Kirk Herbstreit talks CFB contingency plans, says football in spring would be 'last-ditch effort'
We’re nearing the end of April and it’s still unclear how the COVID-19 pandemic will affect the college football season. As we already know, though, decision-makers within the sport are putting every single option on the table right now.
Billions of dollars are at stake when it comes to having a college football season. Jobs, opportunities, sports programs and athletic departments could be wiped out at several schools across the country if the 2020 season isn’t played. There’s too much on the line for commissioners and athletic directors to sit idly by right now.
On a recent conference call, Kirk Herbstreit was asked about some of the contingency plans that are being discussed among those decision makers in college football.
“If everything’s OK, status quo, show up on campus in July, two-a-days, regular season, here we go, that’s the first contingency,” Herbsrtreit said, according to The Detroit News. “Then they build it all the way back, the second, the third, the fourth (contingencies), all the way back to the willingness to start in late February or March, turning it into a spring sport and playing in March, April and May and playing postseason in June, which would be, I think, a last-ditch effort, which just proves how willing the administrators are with the NCAA and the conference commissioners and the ADs and the presidents to have a college football season.

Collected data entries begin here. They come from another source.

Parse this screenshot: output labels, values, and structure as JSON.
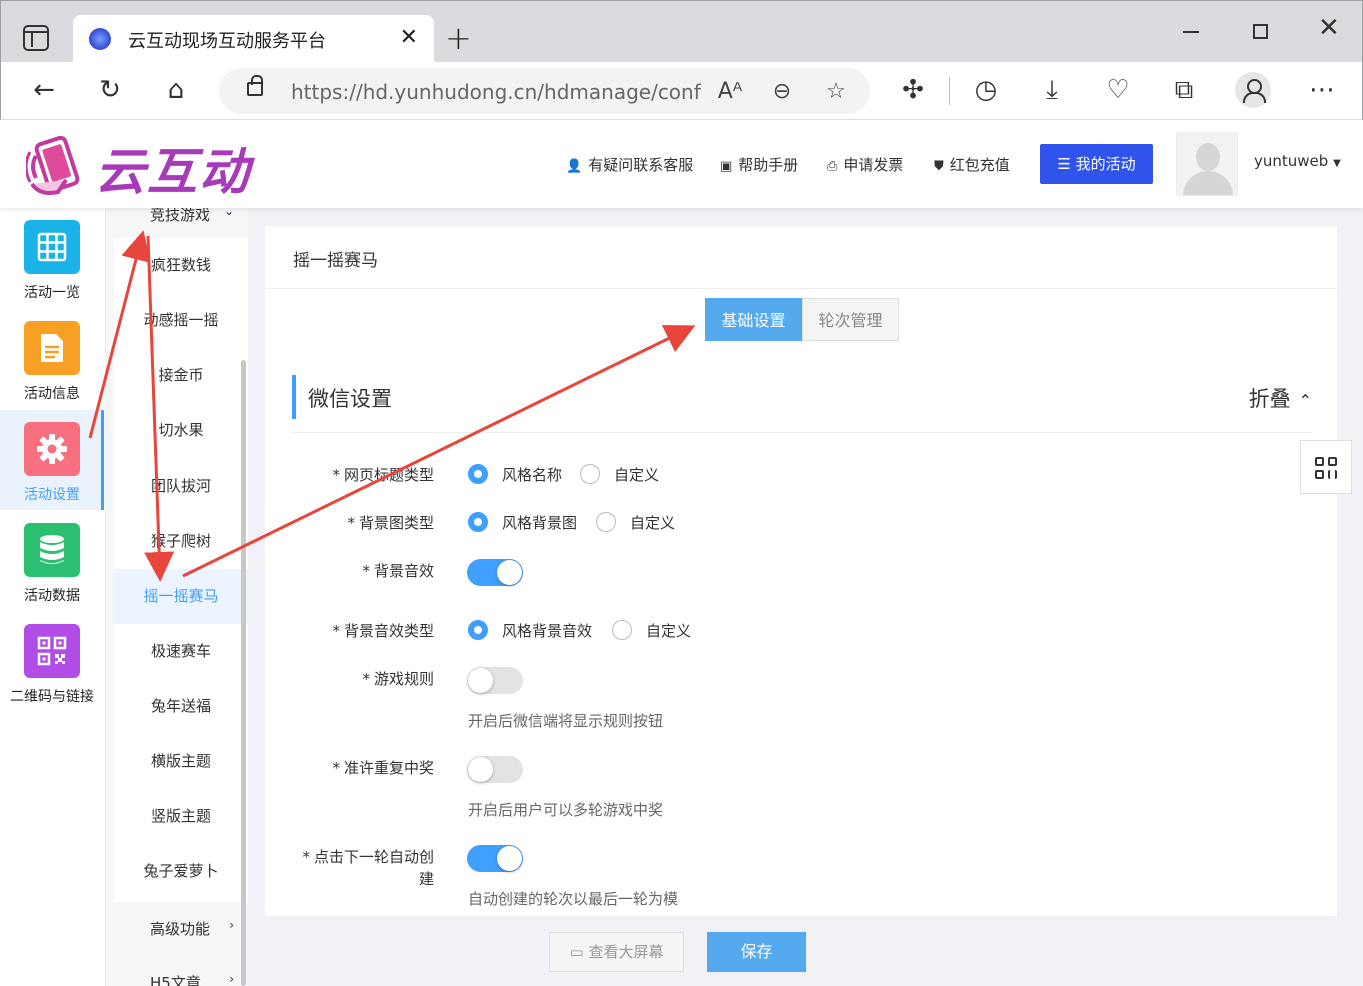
{
  "browser": {
    "tab_title": "云互动现场互动服务平台",
    "url_host": "https://hd.yunhudong.cn",
    "url_path": "/hdmanage/confi..."
  },
  "header": {
    "logo_text": "云互动",
    "nav": [
      {
        "label": "有疑问联系客服",
        "icon": "user-plus-icon"
      },
      {
        "label": "帮助手册",
        "icon": "book-icon"
      },
      {
        "label": "申请发票",
        "icon": "printer-icon"
      },
      {
        "label": "红包充值",
        "icon": "shield-check-icon"
      }
    ],
    "my_activity": "我的活动",
    "username": "yuntuweb"
  },
  "sidebar": {
    "items": [
      {
        "label": "活动一览",
        "color": "#1ab3e8",
        "icon": "grid-icon"
      },
      {
        "label": "活动信息",
        "color": "#f7a023",
        "icon": "document-icon"
      },
      {
        "label": "活动设置",
        "color": "#f35b6e",
        "icon": "gear-icon",
        "active": true
      },
      {
        "label": "活动数据",
        "color": "#2bbf72",
        "icon": "database-icon"
      },
      {
        "label": "二维码与链接",
        "color": "#b14ce6",
        "icon": "qrcode-icon"
      }
    ]
  },
  "submenu": {
    "group_top": "竞技游戏",
    "items": [
      "疯狂数钱",
      "动感摇一摇",
      "接金币",
      "切水果",
      "团队拔河",
      "猴子爬树",
      "摇一摇赛马",
      "极速赛车",
      "兔年送福",
      "横版主题",
      "竖版主题",
      "兔子爱萝卜"
    ],
    "active_index": 6,
    "group_advanced": "高级功能",
    "group_h5": "H5文章"
  },
  "main": {
    "title": "摇一摇赛马",
    "tabs": [
      {
        "label": "基础设置",
        "active": true
      },
      {
        "label": "轮次管理",
        "active": false
      }
    ],
    "section_title": "微信设置",
    "collapse_label": "折叠",
    "form": {
      "page_title_type": {
        "label": "网页标题类型",
        "options": [
          "风格名称",
          "自定义"
        ],
        "selected": 0
      },
      "bg_image_type": {
        "label": "背景图类型",
        "options": [
          "风格背景图",
          "自定义"
        ],
        "selected": 0
      },
      "bg_sound": {
        "label": "背景音效",
        "on": true
      },
      "bg_sound_type": {
        "label": "背景音效类型",
        "options": [
          "风格背景音效",
          "自定义"
        ],
        "selected": 0
      },
      "game_rules": {
        "label": "游戏规则",
        "on": false,
        "help": "开启后微信端将显示规则按钮"
      },
      "allow_repeat": {
        "label": "准许重复中奖",
        "on": false,
        "help": "开启后用户可以多轮游戏中奖"
      },
      "auto_create": {
        "label_1": "点击下一轮自动创",
        "label_2": "建",
        "on": true,
        "help": "自动创建的轮次以最后一轮为模"
      }
    }
  },
  "footer": {
    "preview_label": "查看大屏幕",
    "save_label": "保存"
  },
  "colors": {
    "accent": "#409eff",
    "primary_button": "#3054eb",
    "annotation_arrow": "#e8453c"
  }
}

“They’re going to do everything they can if it comes to that extreme to be able to potentially have a 2020 season. A lot of this is kind of a feeling out process, and we’re just going to wait to see what the data shows. I’m going to turn on the TV (now) and I’m sure something new has happened with how to get a test for this and what makes the most sense in taking care of the athletes and making sure we don’t send them back just because we’ve got to make our bottom line. Next thing you know, somebody gets it and dies. You imagine what would happen to the NFL or college football if they hurried back and a player or a coach or a referee or somebody gets this virus and dies? That’s something they’ve got to think about and they obviously want to avoid.”
Playing an entire college football in the spring has become one of the trending contingency plans in the media. It would be an incredibly difficult task, though.
A spring season would interfere with the NFL Draft process, while also creating a health and safety issue for players. Assuming the 2021 season would continue as scheduled in the fall, teams could play between 24-30 games in less than a calendar year.
Herbstreit admitted it would be a challenge, but it may be a realistic option to ensure the season is played.
“Can you imagine? How bizarre would that be?” Herbstreit said. “It just goes to show you how far we are willing to go to get our football. But this is desperate measures. We are all in uncharted waters. We’re in a world we’re trying to adjust every day to and being quarantined. If it means we have to push it back to starting in December, starting in January or starting in February or March, then so be it. Then that’s what has to happen.”
Many are speculating that some kind of decision about the college football season will be made by late May.